Variegated Meadowhawks have silvery-gray patches on their red abdomens, and red veins along the edges of their wings. They have two light-colored stripes on the thorax. In older individuals, these stripes may fade but you can still see yellow dots beneath where the stripes were. 

On March 28, 2020, I was taking a walk at Oakes Quarry. It was the first day of dragonfly season, and the migratory Common Green Darners had just rolled into town, on a warm front from the south. My gaze fell upon a small red dragonfly and I nearly fell over in shock. A meadowhawk? In MARCH? I had just found my first Variegated Meadowhawk.

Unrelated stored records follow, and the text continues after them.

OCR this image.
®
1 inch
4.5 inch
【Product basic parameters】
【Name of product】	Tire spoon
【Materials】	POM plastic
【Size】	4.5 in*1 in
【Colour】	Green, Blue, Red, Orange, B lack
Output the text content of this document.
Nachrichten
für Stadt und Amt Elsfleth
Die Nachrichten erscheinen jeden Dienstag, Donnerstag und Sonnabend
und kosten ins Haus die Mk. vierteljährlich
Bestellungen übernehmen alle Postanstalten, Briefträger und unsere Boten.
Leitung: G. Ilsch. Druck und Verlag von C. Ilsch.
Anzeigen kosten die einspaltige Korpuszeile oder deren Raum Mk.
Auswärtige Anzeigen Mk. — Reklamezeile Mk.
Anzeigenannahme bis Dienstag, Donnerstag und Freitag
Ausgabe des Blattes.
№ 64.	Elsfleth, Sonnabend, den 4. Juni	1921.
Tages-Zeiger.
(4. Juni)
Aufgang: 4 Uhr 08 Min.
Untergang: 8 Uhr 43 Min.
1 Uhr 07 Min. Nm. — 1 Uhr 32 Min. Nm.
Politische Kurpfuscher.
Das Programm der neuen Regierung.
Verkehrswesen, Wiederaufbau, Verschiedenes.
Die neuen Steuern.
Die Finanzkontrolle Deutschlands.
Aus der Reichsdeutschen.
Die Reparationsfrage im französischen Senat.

On June 21,  2020, I had a real treat. I found several teneral Variegated Meadowhawks emerging at Oakes Quarry, at the same location where I had seen the adult migrants earlier in the year. These tenerals were undoubtedly the offspring of the earlier migrants. In 2023, I found a single teneral at Oakes Quarry on July 4, 2023.  It is amazing that these dragonflies can complete their life cycle from egg to emergence in about three months or less! 

Variegated Meadowhawks are usually uncommon migrants in Ohio, but 2020 turned out to be a good year for them. I saw several migrants in late March and early April 2020, mostly at Oakes Quarry but also one individual at Grant Park in Centerville. The following two years, I did not see any Variegated Meadowhawks, but I found one individual at Oakes Quarry on April 4 and 9, 2023.